La question évoquée par Mme Martine Wonner me tient vraiment à coeur. En 2010, Henri Lachmann, président de Schneider Electric, Christian Larose, de la CGT, et moi-même avons rendu un rapport sur le bien-être et l'efficacité au travail. Nous avons procédé à de nombreuses auditions et montré qu'il y avait un lien entre, d'une part, le bien-être et la prévention des risques sociaux et, d'autre part, l'efficacité au travail. Il ne faut pas opposer les deux, bien au contraire. Hélas, nombreuses sont les entreprises où cette réalité n'est pas parfaitement assimilée, car il n'est pas si simple d'évoquer le sujet. La prévention des risques psychosociaux tient pour partie aux comportements mais aussi, dans une mesure très importante, à l'organisation de l'entreprise, à des éléments structurels, de la gouvernance au management et au signalement des risques. La démarche préventive est essentielle, même si ce n'est pas notre objet principal cet après-midi. Je suis également très attentive à la médecine du travail, qui s'oriente désormais beaucoup plus vers la prévention. C'est une bonne chose, mais beaucoup de postes sont vacants, faute non de financement mais de candidats. Ma collègue Agnès Buzyn et moi-même allons nous pencher sur le sujet, car ce sont souvent des tiers neutres qui aident. Lorsque la prévention est satisfaisante dans une entreprise, c'est parce qu'une organisation syndicale, le médecin du travail, le management ou les salariés eux-mêmes signalent des risques. Une prise en charge assez rapide évite alors que la situation ne devienne grave. Quoi qu'il en soit, je mets l'accent sur la prévention ; cela vaut aussi pour la politique de santé. Les risques physiques régressent, mais la prévalence des risques psychosociaux augmente, non sans rapport avec l'évolution des métiers et de l'organisation du travail. Nous allons travailler sur le sujet, car je crois comme vous, madame la députée, que c'est la prévention qui importe le plus en cette matière.

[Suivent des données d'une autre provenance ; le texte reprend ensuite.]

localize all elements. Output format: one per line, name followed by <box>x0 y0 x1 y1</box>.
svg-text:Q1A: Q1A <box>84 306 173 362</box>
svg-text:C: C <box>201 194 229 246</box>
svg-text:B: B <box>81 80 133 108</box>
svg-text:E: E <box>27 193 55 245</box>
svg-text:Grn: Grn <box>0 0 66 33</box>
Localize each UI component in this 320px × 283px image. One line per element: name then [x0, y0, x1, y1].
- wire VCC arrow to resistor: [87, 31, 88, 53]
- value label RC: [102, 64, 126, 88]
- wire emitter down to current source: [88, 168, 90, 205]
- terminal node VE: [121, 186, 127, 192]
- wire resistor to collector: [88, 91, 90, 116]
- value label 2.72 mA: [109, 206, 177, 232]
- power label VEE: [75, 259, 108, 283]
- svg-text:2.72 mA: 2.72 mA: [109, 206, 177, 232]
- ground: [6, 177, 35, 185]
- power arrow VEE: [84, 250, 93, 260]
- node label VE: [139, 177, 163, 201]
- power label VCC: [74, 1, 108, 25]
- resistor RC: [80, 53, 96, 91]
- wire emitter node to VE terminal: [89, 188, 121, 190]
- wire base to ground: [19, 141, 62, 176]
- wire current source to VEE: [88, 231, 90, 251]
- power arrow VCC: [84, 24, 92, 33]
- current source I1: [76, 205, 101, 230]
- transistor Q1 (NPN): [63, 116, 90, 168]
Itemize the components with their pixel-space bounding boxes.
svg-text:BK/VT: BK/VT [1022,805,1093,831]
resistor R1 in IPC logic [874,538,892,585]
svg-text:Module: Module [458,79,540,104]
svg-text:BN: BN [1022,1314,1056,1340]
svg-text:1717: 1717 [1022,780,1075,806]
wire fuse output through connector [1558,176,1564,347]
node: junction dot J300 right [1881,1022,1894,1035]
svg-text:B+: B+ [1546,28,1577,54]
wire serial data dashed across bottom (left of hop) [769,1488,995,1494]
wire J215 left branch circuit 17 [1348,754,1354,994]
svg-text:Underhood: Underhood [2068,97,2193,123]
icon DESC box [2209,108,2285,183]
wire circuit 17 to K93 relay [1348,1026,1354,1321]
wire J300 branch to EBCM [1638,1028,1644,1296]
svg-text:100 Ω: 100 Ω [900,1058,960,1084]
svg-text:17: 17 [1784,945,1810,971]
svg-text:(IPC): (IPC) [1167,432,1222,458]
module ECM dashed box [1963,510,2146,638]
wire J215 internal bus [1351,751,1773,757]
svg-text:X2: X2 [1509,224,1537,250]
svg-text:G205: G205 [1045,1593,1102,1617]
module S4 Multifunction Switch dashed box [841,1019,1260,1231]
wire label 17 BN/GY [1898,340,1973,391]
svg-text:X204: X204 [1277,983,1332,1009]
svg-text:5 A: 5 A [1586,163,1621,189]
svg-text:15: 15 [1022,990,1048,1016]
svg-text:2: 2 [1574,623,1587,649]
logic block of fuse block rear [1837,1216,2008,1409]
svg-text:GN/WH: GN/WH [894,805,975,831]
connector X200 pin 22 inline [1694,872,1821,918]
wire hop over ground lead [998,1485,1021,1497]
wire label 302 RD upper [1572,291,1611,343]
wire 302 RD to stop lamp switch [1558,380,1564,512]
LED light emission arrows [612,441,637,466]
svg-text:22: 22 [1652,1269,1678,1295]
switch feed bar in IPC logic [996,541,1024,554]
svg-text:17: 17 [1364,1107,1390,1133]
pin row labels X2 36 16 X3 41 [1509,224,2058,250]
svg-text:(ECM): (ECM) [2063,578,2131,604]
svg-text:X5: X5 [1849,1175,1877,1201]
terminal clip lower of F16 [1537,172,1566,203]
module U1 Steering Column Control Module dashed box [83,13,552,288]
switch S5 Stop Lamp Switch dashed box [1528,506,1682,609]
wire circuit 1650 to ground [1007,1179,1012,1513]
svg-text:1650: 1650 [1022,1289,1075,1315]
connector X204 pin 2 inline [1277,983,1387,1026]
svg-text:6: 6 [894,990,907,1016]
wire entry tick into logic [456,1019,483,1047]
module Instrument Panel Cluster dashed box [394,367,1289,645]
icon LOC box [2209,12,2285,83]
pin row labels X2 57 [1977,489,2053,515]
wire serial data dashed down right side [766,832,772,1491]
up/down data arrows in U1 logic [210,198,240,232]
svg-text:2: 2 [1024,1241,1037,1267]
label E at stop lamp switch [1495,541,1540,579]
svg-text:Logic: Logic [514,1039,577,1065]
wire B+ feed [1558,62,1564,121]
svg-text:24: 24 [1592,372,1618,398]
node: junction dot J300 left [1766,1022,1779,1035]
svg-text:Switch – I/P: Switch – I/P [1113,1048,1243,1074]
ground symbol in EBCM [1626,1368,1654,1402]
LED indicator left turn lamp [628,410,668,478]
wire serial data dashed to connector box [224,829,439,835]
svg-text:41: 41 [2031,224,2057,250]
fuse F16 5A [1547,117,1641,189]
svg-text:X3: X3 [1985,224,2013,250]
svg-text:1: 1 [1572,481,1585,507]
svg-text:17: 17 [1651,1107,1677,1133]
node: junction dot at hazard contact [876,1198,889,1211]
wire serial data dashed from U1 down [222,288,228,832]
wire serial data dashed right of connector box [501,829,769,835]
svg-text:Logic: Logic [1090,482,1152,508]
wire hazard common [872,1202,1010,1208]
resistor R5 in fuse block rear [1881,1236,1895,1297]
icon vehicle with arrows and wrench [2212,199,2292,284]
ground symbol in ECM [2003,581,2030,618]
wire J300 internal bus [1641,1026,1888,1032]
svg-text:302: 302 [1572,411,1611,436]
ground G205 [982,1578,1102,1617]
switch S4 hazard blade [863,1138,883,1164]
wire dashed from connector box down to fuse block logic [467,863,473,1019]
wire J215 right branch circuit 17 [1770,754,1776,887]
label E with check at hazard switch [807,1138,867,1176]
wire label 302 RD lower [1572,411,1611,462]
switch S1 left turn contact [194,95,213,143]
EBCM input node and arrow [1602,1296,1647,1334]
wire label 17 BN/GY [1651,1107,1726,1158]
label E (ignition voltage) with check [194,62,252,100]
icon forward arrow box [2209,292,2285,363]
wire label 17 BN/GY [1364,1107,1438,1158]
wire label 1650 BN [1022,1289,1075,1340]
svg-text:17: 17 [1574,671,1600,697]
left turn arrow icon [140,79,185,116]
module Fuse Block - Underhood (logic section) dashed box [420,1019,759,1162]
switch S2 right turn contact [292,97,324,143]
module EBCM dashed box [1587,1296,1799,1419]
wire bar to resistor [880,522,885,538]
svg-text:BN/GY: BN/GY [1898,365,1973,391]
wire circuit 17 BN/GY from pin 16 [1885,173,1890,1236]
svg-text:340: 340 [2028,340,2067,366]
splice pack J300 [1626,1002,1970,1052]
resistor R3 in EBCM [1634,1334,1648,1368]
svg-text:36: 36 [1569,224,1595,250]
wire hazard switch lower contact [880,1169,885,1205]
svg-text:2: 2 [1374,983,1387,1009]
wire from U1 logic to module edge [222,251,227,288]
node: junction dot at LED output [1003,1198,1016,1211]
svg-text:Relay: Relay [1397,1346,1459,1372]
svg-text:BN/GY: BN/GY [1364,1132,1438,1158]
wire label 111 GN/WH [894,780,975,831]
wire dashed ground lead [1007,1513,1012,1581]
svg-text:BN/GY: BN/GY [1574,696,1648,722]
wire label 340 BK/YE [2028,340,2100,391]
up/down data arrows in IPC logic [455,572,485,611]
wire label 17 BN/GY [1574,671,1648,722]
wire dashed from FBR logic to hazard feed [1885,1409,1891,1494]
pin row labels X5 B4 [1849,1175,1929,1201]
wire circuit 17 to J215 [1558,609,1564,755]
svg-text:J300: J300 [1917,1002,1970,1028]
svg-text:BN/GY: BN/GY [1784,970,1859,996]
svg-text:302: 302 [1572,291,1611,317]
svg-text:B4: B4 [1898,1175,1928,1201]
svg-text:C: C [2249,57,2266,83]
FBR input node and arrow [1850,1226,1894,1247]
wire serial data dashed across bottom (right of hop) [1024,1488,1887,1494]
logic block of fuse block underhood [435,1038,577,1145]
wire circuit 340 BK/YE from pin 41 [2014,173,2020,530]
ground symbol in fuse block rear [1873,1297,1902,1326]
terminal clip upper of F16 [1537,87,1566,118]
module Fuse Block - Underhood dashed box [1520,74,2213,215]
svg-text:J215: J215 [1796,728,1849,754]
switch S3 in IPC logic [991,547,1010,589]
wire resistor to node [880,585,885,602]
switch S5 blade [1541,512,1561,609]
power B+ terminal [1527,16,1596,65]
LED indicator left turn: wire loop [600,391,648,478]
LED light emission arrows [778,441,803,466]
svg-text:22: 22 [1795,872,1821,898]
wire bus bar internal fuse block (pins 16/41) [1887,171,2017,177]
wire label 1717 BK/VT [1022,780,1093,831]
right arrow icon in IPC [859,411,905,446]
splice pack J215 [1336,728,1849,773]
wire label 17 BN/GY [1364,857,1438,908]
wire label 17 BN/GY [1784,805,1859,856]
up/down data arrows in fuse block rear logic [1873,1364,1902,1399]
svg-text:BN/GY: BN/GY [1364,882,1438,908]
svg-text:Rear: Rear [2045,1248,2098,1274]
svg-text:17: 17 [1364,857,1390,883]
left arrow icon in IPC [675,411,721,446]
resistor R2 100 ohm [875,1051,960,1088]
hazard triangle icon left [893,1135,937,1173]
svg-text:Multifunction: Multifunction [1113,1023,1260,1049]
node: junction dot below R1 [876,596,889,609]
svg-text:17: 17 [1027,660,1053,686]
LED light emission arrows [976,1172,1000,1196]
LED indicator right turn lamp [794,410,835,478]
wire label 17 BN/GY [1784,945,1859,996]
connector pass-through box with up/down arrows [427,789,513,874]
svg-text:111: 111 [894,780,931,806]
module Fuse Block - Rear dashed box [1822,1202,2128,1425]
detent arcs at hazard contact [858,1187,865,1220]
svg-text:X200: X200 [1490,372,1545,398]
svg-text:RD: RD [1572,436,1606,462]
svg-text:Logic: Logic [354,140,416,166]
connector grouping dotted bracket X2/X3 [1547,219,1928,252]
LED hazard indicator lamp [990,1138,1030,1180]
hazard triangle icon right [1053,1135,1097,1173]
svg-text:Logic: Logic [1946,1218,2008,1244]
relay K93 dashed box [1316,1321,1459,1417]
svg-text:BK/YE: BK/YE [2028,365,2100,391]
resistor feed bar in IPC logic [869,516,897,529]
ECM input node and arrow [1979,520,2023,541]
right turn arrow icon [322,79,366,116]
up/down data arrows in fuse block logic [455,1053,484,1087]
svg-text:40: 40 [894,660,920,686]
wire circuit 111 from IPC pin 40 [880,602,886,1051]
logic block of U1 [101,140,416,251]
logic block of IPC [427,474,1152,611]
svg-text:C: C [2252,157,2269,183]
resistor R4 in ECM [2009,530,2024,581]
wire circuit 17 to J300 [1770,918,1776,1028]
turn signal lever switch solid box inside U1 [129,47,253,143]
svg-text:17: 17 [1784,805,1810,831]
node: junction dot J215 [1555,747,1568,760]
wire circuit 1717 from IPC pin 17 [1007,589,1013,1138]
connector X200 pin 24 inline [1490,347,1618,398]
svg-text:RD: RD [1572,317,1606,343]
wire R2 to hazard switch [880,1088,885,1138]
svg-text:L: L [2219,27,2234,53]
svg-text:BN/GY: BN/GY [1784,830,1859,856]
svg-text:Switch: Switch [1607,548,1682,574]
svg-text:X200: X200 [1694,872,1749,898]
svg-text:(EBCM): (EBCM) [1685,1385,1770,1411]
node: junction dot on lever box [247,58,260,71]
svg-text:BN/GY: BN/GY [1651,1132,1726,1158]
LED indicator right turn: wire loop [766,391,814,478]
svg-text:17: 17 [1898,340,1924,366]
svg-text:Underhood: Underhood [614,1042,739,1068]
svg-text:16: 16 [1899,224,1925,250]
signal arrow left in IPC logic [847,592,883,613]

Quant aux élections dans les entreprises comptant entre onze et vingt salariés, nous avons voulu privilégier le pragmatisme. Aujourd'hui, seule une entreprise sur cinq de cette catégorie a un élu. Les autres étaient jusqu'à présent tenues d'organiser des élections même en l'absence de candidat – et le mandatement ne fonctionne pas, il n'a jamais fonctionné. Nous avons renversé cette logique très formelle et un peu incompréhensible, tant pour les salariés d'ailleurs que pour les entreprises de petite taille : c'est seulement si un candidat potentiel se déclare que l'employeur doit organiser des élections, le candidat étant bien sûr protégé contre le licenciement. Le droit est donc préservé.

Pourquoi y a-t-il si peu de délégués syndicaux dans les petites entreprises – 4 % seulement dans les entreprises de moins de cinquante salariés ? D'abord parce qu'il est très difficile pour les organisations syndicales d'aborder les salariés dans 1,3 million d'entreprises. Concrètement, il n'y a pas de contact direct. Nous allons faciliter les choses en prévoyant de rendre accessible dans toutes les entreprises l'adresse non seulement de l'inspection du travail – souvent son adresse électronique – mais aussi des organisations syndicales du département.

Par ailleurs, la culture de la négociation porte en elle-même une vertu : on croit à la négociation. Nous avons permis aux entreprises de moins de cinquante salariés de pouvoir négocier, même si elles n'ont pas de délégué syndical. Sans cette mesure – c'était un comble – les salariés des petites entreprises auraient eu un moindre pouvoir de représentation et de négociation que dans les grandes. La progression de la taille des entreprises et de la culture de la négociation nous amèneront à constater, dans quelques années, une augmentation du recours aux organisations syndicales.

Mais, encore une fois, cela ne se décide pas par décret ou par la loi : cela se fait grâce au changement permis par la loi. C'est cette dynamique que nous avons voulu encourager.